Ricky Taylor resumed in eighth place and held that position, like his brother, until six of the seven cars ahead of him began to pit, one-by-one, for a final splash of fuel with 13 minutes remaining. Two of those six competitors – Scott Pruett in the No. 01 Ganassi Racing entry and Richard Westbrook in the No. 90 Spirit of Daytona Corvette DP, managed to hold their positions in front of Taylor after their fuel stops. But Ryan Dalziel and Johannes van Overbeek in the Nos. 1 and 2 Extreme Speed Motorsports LMP2 entries, respectively, Gustavo Yacaman in the No. 42 OAK Racing LMP2 entry, and Oswaldo Negri in the No. 60 Michael Shank Racing Ford also were ahead of Taylor but all rejoined the race behind him after their fuel stops. Eventual winner Joao Barbosa never needed a third stop, either, despite making his last fuel stop several laps before the No. 10 team.

That enabled the Ricky Taylor – over the final 13 minutes – to gain four precious positions in today’s final order of finish and five precious points in the championship with only Road America in Elkhart Lake, Wisconsin, Circuit of the Americas in Austin, Texas, and the Petit Le Mans at Road Atlanta remaining on the schedule.

“We were done at the beginning of the race after the crash in turn one,” said Jordan Taylor, who qualified seventh here yesterday after earning the pole here last year en route to the GRAND-AM Rolex Sports Car Series championship. “From there, it was a matter of survival and trying to get as many points as possible. We saved fuel in the middle stint to make it to the end from our last stop. I think that’s what really saved our race, strategy-wise because, with all that damage, we just didn’t have the pace. Ricky was able to hold of Dalziel at the end, which was close. But it was about as good as it could have possibly been, I guess, after what happened on lap one. We got driven into the wall, exactly the same as we were at Mosport (Canadian Tire Motorsport Park two weekends ago) and there was no call made. It’s frustrating to race like this because we’re being put in the dangerous position of leaving it up to the drivers. And we all know drivers aren’t very smart. (Laughs.)”

“Jordan did a great job during his stint to save all that fuel,” said Ricky Taylor, who co-drove the No. 10 Corvette DP to a third-place finish alongside Max “The Ax” Angelelli in the inaugural Brickyard Grand Prix in 2012. “The guys did a great strategy and that was what really saved our day. It was unfortunate that there was no call made on that incident on the first lap because I think that kind of a move warrants at least some sort of penalty for doing that, otherwise we’re just going to get pushed around all year for being Mr. Nice Guy. If there’s nothing that’s going to be done after those incidents, then we’re going to have to fight back. That definitely cost us our day. We don’t even know what we had because we had so much damage to the rear of the car. We might have even had a winning car, we’ll never know. It was internal damage that you can’t see at first glance, but it was very significant.”

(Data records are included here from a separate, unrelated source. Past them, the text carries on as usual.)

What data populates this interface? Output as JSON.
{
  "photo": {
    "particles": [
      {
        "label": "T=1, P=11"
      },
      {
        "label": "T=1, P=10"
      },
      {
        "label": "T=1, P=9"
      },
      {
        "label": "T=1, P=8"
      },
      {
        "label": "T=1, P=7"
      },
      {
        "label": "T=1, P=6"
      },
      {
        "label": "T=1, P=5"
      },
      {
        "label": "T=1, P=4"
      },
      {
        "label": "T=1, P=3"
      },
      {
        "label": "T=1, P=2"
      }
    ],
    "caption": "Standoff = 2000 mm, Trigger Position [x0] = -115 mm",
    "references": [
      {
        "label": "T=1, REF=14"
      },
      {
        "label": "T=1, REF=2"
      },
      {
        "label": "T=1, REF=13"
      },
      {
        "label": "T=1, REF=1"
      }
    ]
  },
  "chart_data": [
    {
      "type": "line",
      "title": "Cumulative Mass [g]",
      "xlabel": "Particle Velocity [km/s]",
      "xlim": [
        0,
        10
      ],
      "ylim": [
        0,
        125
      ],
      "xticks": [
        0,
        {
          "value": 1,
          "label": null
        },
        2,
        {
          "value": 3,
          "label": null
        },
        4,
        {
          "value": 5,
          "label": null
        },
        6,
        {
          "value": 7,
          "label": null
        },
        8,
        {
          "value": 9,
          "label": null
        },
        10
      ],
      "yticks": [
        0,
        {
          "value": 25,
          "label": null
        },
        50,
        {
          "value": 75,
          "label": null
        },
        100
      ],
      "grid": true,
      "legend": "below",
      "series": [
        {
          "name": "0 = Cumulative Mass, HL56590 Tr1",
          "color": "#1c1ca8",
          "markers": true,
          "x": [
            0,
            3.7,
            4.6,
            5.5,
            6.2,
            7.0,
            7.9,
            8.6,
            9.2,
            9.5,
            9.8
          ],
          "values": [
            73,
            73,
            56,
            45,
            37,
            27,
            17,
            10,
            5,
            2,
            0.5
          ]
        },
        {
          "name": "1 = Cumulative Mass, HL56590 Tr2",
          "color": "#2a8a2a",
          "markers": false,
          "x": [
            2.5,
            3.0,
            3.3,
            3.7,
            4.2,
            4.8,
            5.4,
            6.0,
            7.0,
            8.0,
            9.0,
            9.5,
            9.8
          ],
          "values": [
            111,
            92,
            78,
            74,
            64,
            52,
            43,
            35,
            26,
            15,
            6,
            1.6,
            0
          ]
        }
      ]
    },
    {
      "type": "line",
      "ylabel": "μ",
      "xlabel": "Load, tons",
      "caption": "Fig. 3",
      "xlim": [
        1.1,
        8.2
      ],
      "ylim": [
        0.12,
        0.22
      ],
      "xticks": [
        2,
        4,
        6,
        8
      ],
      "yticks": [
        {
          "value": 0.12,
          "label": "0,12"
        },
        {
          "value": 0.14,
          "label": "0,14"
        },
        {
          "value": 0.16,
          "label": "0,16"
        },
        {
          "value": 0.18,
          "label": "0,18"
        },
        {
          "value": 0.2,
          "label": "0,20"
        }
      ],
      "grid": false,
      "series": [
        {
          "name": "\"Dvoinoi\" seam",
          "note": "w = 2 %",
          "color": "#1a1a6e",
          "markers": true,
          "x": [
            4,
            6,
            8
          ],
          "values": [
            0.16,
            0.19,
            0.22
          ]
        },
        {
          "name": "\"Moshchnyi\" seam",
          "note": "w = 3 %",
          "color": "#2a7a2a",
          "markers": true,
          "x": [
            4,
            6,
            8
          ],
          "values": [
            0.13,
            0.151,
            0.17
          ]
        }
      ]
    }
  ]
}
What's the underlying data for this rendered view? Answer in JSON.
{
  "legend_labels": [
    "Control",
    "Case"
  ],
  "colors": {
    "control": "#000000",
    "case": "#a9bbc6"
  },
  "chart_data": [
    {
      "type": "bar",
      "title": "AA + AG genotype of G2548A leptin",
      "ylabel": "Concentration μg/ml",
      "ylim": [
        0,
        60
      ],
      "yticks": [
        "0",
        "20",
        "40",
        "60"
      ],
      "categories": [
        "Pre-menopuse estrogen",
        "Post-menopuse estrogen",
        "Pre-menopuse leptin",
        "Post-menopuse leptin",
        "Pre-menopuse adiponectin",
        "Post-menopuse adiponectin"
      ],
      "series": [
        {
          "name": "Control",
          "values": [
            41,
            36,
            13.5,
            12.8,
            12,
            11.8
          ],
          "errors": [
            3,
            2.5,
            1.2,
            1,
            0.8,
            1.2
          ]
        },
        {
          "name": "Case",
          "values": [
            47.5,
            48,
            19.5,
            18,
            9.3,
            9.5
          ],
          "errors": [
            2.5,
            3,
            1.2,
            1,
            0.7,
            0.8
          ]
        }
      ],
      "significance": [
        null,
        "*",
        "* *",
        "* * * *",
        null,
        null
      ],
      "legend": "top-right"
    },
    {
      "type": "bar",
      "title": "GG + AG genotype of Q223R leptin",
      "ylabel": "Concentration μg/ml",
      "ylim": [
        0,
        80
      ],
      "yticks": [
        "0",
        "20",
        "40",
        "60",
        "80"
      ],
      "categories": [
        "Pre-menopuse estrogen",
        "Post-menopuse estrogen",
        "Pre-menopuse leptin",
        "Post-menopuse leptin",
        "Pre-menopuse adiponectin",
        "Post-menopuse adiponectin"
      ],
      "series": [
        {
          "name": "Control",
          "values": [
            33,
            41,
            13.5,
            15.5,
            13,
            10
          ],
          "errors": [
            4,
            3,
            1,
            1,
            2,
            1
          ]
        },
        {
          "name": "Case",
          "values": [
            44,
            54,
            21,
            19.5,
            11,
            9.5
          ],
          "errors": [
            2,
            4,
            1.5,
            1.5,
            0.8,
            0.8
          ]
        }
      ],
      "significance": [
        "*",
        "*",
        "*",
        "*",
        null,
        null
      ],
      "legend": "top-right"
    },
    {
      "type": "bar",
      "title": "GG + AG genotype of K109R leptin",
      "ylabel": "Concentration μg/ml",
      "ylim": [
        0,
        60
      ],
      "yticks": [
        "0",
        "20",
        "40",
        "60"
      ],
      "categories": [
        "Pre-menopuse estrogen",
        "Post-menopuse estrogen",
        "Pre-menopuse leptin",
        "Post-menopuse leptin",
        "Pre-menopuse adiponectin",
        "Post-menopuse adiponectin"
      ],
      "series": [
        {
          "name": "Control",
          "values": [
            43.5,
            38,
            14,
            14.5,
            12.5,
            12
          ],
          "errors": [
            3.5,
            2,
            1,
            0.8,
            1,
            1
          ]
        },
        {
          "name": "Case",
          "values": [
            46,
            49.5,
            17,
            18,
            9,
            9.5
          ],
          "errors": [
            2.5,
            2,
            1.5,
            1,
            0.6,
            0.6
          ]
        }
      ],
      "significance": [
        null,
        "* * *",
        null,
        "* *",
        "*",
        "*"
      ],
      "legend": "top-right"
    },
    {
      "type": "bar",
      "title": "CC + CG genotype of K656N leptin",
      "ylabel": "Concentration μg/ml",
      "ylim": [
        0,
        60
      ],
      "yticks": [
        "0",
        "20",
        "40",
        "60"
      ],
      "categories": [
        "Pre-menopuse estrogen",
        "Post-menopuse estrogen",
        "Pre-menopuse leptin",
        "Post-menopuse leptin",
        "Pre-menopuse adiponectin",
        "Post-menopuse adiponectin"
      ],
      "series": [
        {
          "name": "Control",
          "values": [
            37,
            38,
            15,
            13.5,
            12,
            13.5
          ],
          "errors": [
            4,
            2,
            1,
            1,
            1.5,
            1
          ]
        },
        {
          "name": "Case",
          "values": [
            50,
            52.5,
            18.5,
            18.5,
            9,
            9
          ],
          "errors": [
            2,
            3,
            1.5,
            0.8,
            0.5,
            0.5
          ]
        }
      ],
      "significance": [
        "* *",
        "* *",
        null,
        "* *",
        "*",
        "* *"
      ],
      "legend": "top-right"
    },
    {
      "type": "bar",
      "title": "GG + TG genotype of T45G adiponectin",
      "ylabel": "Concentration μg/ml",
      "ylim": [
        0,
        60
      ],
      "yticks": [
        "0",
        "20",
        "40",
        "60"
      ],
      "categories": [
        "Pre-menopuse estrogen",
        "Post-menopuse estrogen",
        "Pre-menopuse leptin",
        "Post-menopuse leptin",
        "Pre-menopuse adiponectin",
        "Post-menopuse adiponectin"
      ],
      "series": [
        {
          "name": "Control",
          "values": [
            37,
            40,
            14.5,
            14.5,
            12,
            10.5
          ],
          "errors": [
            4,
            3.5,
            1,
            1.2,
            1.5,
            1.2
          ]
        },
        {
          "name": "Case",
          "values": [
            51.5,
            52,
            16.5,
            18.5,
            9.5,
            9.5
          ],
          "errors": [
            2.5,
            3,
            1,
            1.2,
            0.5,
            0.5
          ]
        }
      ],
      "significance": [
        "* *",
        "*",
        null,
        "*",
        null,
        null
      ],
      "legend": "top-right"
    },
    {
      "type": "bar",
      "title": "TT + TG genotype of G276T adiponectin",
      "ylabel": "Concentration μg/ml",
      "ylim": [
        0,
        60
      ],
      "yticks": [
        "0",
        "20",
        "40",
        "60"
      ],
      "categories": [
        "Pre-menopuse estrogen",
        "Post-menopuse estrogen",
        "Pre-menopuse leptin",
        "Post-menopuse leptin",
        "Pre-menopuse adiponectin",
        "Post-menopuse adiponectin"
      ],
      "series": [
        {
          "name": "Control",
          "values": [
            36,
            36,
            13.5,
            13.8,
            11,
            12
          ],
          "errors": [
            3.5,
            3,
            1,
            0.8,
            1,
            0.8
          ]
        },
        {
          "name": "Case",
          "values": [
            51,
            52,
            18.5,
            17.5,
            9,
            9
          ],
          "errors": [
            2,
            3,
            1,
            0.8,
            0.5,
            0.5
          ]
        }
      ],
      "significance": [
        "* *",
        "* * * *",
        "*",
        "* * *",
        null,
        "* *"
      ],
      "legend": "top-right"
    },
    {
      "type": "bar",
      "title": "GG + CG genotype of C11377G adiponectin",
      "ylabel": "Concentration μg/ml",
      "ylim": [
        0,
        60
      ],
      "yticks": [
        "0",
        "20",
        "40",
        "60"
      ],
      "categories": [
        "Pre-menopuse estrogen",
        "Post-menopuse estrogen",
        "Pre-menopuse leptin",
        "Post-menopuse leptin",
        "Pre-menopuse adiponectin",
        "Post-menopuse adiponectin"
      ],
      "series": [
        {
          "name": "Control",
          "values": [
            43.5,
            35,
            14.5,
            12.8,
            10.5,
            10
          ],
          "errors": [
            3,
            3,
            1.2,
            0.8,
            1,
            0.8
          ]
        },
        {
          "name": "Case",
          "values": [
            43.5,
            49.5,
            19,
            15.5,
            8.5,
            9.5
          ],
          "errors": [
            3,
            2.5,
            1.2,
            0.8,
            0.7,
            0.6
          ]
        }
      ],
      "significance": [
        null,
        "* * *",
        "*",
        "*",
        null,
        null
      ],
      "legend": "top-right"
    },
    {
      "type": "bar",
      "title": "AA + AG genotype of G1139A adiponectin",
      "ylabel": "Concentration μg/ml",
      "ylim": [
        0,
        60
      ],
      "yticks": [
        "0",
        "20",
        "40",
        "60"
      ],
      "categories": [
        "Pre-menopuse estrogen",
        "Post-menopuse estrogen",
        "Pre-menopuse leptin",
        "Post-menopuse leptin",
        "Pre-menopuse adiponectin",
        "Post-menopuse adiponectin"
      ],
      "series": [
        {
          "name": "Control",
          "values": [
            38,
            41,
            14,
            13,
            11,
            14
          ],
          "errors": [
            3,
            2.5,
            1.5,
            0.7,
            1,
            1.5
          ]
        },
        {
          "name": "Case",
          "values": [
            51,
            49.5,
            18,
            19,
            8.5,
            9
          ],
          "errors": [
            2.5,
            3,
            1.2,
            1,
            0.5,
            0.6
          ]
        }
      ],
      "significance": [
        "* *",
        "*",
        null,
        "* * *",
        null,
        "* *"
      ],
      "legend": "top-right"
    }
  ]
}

“This one was all about the team, plain and simple,” said team owner Wayne Taylor. “Every single thing that went wrong, they fixed and they had an answer to it. To get our car smashed up and put in this condition, yet again – yet again, our car gets smashed into and nothing happens – this fourth place is down to all the guys. The team just did fantastic. We lost our lead in the points but we leave here only down by two with three races to go. This really could have been a monumental disaster. If we have one of our worst days of the season and still bring home a fourth-place finish, that really says something. Hats off to everyone who is part of this organization.”

The Tudor United SportsCar Championship takes next weekend off before resuming the 2014 campaign with the Continental Tire Road Showcase at Road America Sunday, Aug. 10. Race time is 1:15 p.m. EDT with FOX Sports 1 providing a delayed television broadcast of the two-hour, 45-minute event beginning at 6:30 p.m.